There are only two steps left in order to make our custom validation work. First, add the email-input attribute to the e-mail control:
<input type="text" id="emailInput" class="form-control" email-input
[(ngModel)]="developer.email">
Next, add the directive to the declarations in the AppModule:
// ...
import {EmailValidator} from './email_validator';
// ...
@NgModule({
// ...
declarations: [..., EmailValidator],
// ...
})
class AppModule {}Note
We're using an external template for the AddDeveloper control. There's no ultimate answer to whether a given template should be externalized or inlined. Best practice states that we should inline the short templates and externalize the longer ones. However, there's no specific definition as to which templates are considered short and which are considered long. The decision of whether the template should be used inline or put into an external file depends on the developer's personal preferences or common conventions within the organization.
As the next step, we should allow the user of the application to enter the technology into which the input developer has the most proficiency. We can define a list of technologies and show them in the form as a select input.
In the AddDeveloper class, add the technologies property:
class AddDeveloper {
...
technologies: string[] = [
'JavaScript',
'C',
'C#',
'Clojure'
];
...
}
Now, in the template, just above the Add button, add the following markup:
<div class="form-group">
<label class="control-label"
for="technologyInput">Technology</label>
<div>
<select class="form-control" name="technology" required
[(ngModel)]="developer.technology">
<option *ngFor="let technology of technologies" [value]="technology">
{{technology}}
</option>
</select>
</div>
</div>
Just like for the input elements we declared earlier, Angular will add the same classes depending on the state of the select input. In order to show a red border around the select element when its value is invalid, we will need to alter the CSS rules:
@Component({
...
styles: [
`input.ng-touched.ng-invalid,
select.ng-touched.ng-invalid {
border: 1px solid red;
}`
],
...
})
class AddDeveloper {...}
Note
Note that inlining all the styles in our components' declaration could be a bad practice because, this way, they won't be reusable. What we can do is extract all the common styles across our components into separate files. The @Component decorator has a property called styleUrls of type string[] where we can add a reference to the extracted styles used by the given component. This way, we can inline only the component-specific styles, if required.
Right after this, we declare the name of the control to be equal to "technology" using name="technology". Using the required attribute, we declare that the user of the application must specify the technology in which the current developer is proficient. Let's skip the [(ngModel)] attribute for now and see how we can define the options of the select element.
Inside the select element, we define the different options using:
<option *ngFor="let technology of technologies" [value]="technology">
{{technology}}
</option>
This is a syntax we're already familiar with. We simply iterate over all the technologies defined within the AddDeveloper class, and for each technology we show an option element with a value for the technology name.
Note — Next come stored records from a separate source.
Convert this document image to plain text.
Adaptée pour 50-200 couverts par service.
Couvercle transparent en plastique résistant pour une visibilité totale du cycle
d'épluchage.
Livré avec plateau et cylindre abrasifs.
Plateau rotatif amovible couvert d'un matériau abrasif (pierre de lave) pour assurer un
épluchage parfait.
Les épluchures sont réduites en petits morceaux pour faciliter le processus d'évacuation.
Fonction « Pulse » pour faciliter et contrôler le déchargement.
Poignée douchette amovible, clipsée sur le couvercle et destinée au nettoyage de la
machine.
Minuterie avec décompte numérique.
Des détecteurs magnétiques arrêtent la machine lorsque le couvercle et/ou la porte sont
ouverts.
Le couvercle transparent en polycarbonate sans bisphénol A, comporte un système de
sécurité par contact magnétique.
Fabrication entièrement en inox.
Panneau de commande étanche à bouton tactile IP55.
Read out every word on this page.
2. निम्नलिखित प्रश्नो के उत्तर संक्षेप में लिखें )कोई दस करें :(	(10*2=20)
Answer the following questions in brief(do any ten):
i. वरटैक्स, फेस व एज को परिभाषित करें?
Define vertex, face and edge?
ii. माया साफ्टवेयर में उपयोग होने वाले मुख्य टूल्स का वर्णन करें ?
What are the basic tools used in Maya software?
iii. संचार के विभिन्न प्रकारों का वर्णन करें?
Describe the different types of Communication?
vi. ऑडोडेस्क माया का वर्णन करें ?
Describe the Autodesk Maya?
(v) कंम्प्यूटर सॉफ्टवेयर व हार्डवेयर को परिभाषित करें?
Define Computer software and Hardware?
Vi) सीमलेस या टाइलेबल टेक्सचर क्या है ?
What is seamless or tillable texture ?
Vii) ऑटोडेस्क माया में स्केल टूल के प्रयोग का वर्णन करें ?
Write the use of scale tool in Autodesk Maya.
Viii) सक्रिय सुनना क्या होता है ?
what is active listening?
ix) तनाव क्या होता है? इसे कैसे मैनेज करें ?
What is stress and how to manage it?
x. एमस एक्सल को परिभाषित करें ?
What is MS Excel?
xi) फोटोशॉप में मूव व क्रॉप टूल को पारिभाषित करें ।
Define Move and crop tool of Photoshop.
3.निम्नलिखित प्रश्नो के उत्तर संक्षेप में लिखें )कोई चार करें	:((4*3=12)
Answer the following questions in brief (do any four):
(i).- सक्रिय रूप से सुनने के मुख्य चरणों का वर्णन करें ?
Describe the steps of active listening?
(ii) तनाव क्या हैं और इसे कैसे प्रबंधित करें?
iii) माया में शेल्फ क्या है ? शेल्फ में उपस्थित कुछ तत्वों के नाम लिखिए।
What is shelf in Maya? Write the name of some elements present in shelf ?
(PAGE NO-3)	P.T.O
We have already mentioned that the form directive enhances the HTML5 form's behavior by adding some additional Angular-specific logic. Now, let's take a step back and take a look at the form that surrounds the input elements:
<form #f="ngForm" (ngSubmit)="addDeveloper()"
class="form col-md-4" [hidden]="submitted">
...
</form>
In the preceding snippet, we define a new identifier called f, which references to the form. We can think of the form as a composition of controls; we can access the individual controls through the form's controls property. On top of this, the form has the touched, untouched, pristine, dirty, invalid, and valid properties, which depend on the individual controls defined within the form. For example, if none of the controls within the form have been touched, then the form itself will show untouched as its status. However, if any of the controls in the form have been touched at least once, the form will show as touched. Similarly, the form will be valid only if all its controls are valid.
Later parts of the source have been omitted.